In 2016, the NIH started the MODEL-AD consortium to develop more Alzheimer’s mice and make them available to researchers. Project scientists engineer mice with different genetic mutations associated with early- or late-onset Alzheimer’s, and test the animals to see whether they display signs of the disease. They then post descriptions of each mouse type in an online database. Lamb says that the team has released about 30 mouse varieties, and received more than 500 orders for the animals from academic scientists and biotechnology companies.
And in January, the UK Dementia Research Institute in London launched a similar programme. Scientists there are developing model mice whose brains show the amyloid plaques and tangles of another protein, called tau, that appear in people with Alzheimer’s. To mimic the brain inflammation that the disease causes, the group is implanting neural immune cells grown from human stem cells into the brains of mice.

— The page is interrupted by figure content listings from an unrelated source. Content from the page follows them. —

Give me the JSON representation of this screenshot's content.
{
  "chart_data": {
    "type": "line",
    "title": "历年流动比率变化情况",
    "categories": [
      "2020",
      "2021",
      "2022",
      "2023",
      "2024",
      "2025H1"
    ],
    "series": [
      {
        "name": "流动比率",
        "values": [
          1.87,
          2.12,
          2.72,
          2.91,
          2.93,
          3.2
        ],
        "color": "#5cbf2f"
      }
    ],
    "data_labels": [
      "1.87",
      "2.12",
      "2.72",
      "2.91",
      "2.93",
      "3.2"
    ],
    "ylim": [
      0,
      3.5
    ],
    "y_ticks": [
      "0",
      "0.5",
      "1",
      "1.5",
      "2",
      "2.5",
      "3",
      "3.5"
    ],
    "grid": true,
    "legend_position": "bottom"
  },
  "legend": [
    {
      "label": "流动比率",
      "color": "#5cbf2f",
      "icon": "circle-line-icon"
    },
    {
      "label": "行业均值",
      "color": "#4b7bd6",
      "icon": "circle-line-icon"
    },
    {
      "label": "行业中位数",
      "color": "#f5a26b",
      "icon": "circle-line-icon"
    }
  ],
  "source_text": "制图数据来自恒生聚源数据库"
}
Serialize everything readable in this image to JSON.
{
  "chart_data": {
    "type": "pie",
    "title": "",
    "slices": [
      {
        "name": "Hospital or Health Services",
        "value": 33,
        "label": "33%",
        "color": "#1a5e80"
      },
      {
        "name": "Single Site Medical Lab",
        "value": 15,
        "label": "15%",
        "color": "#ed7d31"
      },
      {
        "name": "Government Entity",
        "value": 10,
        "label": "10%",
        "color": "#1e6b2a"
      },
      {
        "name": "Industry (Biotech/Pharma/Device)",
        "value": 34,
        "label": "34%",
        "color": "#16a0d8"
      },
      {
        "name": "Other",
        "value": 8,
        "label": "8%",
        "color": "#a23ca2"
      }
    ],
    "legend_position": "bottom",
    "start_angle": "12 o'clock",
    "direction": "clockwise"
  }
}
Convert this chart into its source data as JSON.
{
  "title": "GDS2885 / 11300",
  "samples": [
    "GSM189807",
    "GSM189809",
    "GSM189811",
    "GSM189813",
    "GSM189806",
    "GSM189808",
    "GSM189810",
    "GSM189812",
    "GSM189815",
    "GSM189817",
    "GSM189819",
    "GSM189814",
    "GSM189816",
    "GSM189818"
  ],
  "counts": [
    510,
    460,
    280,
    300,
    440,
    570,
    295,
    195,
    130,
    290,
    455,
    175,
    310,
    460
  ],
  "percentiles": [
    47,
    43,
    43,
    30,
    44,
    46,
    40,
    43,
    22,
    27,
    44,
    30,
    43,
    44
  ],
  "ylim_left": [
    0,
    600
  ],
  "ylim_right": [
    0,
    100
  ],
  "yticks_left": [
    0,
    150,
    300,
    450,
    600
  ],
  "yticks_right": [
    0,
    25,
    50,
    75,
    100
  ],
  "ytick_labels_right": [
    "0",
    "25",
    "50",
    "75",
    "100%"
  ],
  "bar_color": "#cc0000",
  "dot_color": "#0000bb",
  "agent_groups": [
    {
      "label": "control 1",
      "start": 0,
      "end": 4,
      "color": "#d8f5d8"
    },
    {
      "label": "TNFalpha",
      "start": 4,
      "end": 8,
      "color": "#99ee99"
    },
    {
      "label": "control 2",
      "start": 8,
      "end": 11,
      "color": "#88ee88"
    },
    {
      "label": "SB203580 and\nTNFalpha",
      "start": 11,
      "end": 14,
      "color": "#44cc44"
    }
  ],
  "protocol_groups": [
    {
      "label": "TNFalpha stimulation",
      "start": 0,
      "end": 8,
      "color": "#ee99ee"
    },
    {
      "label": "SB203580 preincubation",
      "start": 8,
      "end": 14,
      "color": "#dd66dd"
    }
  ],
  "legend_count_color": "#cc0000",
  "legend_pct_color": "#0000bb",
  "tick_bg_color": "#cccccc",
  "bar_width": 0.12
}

Ultimately, researchers hope that the models will reveal ways to predict whether a person will respond to a particular Alzheimer’s therapy. And having a better understanding of how inflammation and genes drive the disease could help to identify it in people before plaques and tangles have formed, says Rudolph Tanzi, a neurologist at Harvard University in Cambridge, Massachusetts. “That’s why it’s so important to have those animal models available and really start working on all these genes.”
But Bart de Strooper, a molecular biologist at the Catholic University of Leuven (KU Leuven) in Belgium, urges caution. De Strooper, who directs the UK programme, says that none of the next-generation animals is likely to be a perfect analogue for people. “The biggest mistake you can make,” he says, “is to think you can ever have a mouse with Alzheimer’s disease.”